巨人の戸郷翔征投手(25)が14日、母校の宮崎・聖心ウルスラ学園高のグラウンドで自主トレーニングを公開。「不安な気持ちとワクワクした気持ちが入り交じる自主トレっていうのは初めて。これでいいのかなって思うことはありますけど、そこに負けてちゃ一軍の勝負っていうのは勝てない」と来季は自分との戦いに勝つことを誓った。

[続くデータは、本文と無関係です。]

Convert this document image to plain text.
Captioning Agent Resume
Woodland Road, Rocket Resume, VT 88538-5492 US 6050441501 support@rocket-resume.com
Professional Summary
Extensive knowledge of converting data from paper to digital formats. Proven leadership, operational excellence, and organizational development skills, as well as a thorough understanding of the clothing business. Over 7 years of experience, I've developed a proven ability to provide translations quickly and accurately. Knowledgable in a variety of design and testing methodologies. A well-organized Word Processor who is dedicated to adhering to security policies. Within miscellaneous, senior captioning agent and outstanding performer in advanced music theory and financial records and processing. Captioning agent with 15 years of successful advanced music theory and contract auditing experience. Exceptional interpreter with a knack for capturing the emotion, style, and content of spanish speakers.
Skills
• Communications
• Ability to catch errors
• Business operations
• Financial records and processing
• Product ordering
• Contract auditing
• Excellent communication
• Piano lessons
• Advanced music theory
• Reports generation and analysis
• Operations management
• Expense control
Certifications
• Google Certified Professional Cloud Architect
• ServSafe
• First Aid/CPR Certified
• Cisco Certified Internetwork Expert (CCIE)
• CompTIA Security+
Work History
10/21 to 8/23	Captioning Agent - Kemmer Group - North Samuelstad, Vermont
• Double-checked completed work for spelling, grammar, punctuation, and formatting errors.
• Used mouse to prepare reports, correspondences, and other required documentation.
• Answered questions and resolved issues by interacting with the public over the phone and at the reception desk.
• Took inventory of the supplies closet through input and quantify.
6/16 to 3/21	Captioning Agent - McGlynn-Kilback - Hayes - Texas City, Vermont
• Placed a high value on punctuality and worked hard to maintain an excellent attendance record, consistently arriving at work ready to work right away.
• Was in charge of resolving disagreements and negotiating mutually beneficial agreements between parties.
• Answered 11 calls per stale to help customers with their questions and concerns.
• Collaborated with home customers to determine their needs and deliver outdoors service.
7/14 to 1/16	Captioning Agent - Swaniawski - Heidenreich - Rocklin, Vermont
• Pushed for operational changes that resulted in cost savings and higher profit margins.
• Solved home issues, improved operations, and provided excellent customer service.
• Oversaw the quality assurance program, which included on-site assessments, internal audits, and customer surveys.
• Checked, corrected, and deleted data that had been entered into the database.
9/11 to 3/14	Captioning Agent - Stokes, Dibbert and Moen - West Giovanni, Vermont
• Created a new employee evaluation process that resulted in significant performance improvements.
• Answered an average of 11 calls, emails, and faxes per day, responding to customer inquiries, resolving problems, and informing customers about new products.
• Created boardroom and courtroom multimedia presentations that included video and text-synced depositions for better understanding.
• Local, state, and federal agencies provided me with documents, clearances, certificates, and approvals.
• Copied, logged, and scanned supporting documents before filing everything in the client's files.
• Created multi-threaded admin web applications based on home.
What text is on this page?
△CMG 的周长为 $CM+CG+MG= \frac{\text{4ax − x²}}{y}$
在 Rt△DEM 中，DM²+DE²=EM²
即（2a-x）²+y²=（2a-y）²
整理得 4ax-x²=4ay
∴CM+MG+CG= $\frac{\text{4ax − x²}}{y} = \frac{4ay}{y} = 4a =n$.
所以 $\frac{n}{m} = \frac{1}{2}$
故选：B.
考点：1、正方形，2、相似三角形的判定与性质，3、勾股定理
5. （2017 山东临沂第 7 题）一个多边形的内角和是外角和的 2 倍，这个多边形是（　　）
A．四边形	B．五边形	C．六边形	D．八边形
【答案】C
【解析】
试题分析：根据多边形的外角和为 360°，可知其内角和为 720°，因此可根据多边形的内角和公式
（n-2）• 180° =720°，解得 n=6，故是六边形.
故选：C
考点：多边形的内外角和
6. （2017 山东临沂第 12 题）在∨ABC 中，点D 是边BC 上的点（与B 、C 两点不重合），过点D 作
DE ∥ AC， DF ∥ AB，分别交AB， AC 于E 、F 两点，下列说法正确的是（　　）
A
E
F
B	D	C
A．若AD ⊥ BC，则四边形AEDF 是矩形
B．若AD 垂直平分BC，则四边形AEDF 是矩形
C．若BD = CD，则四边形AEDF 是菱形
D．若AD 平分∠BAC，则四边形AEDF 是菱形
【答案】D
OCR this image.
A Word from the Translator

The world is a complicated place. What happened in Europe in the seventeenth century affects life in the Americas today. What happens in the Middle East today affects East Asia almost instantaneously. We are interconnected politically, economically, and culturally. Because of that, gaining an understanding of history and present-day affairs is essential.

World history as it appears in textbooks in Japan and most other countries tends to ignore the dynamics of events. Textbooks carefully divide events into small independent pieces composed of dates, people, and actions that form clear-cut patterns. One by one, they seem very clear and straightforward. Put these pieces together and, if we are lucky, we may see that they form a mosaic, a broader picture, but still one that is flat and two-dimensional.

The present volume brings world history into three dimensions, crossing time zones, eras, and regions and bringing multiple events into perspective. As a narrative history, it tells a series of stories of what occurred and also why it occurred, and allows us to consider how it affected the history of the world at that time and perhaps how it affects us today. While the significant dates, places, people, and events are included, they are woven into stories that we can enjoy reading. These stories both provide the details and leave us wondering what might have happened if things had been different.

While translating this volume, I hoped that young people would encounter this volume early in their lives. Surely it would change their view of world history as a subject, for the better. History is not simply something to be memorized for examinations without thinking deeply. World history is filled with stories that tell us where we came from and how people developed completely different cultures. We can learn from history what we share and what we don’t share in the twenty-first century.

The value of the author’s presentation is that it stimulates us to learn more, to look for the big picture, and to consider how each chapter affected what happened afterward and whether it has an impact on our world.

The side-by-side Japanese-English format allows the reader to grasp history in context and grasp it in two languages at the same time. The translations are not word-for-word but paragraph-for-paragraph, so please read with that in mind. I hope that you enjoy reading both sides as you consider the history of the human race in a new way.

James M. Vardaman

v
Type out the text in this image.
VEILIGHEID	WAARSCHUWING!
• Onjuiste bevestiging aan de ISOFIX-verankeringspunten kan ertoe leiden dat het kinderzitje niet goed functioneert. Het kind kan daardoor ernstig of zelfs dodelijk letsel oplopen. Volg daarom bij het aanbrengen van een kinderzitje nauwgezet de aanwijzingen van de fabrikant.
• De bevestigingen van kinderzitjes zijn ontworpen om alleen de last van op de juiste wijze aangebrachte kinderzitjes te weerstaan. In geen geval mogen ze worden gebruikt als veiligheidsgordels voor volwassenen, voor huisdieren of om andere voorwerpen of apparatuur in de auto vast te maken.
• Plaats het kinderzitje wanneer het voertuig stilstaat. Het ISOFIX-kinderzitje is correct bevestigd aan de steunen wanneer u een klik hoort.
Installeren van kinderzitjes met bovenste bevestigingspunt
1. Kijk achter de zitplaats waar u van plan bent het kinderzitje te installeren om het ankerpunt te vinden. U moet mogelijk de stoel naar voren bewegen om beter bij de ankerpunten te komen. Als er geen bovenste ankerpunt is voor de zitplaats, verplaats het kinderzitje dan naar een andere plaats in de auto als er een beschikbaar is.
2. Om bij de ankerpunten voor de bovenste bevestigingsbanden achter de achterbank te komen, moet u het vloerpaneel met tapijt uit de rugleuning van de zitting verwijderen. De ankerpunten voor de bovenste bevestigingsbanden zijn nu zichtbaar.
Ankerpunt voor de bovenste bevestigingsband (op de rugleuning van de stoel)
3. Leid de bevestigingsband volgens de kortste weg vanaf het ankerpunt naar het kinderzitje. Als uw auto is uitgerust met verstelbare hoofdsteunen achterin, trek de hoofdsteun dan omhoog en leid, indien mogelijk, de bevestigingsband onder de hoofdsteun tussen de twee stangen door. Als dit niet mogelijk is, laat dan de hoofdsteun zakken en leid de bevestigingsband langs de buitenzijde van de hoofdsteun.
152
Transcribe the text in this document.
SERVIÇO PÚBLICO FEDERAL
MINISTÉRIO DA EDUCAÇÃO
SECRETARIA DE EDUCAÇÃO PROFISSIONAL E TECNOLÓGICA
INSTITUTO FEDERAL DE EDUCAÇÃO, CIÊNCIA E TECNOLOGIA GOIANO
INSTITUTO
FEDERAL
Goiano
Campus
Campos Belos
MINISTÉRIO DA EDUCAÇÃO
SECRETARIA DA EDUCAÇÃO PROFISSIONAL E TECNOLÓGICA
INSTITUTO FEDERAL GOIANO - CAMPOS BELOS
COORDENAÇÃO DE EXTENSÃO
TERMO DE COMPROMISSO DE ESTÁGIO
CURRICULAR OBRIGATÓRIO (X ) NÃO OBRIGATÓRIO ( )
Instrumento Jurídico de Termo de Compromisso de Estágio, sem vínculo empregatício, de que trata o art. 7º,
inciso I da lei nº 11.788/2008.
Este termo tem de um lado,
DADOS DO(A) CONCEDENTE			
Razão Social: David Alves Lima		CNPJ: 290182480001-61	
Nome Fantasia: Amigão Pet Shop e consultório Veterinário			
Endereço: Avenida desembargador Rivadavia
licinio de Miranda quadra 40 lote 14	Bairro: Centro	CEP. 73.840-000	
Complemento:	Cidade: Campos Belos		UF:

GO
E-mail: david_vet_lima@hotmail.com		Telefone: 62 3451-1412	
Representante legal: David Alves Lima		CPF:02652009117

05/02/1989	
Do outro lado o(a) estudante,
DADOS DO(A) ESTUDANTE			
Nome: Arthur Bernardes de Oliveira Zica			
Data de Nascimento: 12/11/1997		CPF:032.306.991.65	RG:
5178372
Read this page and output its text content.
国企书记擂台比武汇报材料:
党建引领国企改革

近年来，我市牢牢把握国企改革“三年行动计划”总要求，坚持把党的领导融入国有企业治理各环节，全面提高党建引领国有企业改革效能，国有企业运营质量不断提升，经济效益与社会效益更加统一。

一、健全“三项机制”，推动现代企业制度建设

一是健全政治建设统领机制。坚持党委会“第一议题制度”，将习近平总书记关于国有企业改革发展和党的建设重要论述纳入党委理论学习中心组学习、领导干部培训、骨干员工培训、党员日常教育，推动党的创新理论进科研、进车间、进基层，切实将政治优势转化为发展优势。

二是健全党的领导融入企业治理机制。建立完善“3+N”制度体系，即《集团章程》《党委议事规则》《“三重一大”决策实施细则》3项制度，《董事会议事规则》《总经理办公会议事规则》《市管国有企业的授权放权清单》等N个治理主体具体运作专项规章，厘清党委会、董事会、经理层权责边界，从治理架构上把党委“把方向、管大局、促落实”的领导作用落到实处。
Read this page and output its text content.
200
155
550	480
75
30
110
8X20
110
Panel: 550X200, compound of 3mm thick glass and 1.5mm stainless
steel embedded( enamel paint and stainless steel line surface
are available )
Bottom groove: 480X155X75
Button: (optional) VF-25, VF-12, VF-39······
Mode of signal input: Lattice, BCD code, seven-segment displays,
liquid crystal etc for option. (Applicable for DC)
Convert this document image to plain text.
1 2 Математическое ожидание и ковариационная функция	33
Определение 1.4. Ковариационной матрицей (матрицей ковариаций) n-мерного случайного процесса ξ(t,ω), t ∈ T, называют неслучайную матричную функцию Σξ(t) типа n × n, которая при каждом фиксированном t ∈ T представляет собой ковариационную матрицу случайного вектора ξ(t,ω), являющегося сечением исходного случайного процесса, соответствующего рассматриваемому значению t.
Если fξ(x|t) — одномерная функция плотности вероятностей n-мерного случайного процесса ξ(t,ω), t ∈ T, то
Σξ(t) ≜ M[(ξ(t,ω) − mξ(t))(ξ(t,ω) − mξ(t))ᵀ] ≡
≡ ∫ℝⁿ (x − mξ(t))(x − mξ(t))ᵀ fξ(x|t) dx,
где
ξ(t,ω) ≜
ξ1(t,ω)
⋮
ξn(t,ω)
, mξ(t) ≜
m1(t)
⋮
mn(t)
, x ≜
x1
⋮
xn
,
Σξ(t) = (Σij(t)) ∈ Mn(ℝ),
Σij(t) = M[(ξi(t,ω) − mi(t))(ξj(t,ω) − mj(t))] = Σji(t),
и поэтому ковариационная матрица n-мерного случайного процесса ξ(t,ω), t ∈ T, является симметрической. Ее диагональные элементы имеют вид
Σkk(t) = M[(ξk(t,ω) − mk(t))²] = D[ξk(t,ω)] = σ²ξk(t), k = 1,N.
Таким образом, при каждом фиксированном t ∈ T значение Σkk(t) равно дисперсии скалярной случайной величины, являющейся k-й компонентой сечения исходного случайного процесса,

 昨季は4年ぶりの1桁勝利となる8勝に終わり、「軸となる選手がいい成績を出さないことにはジャイアンツもいい順位にいけないと思いますし、そこの責任は感じた」と語った戸郷。自主トレでは、投げて映像チェックのサイクルを繰り返し、「遠投を低い弾道で質のいい球を反復して投げる練習をずっとやってます」と明かした。

 きっかけは球団公式YouTubeに投稿された菅野とのキャッチボールの映像を見直したことだという。「回転の質だったり高さにいいいものがあって、遠投になっても球の強さが僕は変わらないのが武器だと再認識できた」とかつての姿が温故知新となった。一方で菅野の「現状維持は退化」の信条にも共鳴し「進化をしないことにはプロ野球っていう世界では勝ち残っていけないと思います。僕の中では挑戦をしたのでそれも人生のプラスになれば1番」と充電期間に反省と前進を日々を送っている。

 今年の目標を聞かれると「(自己最多の)12勝を超えられなかったので」と迷うことなく15勝を掲げた。200イニング登板も目標に据え「キャンプからいい取り組みができたらと思います」と意気込む。明確なビジョンを胸に戸郷の第2章が幕を開けようとしている。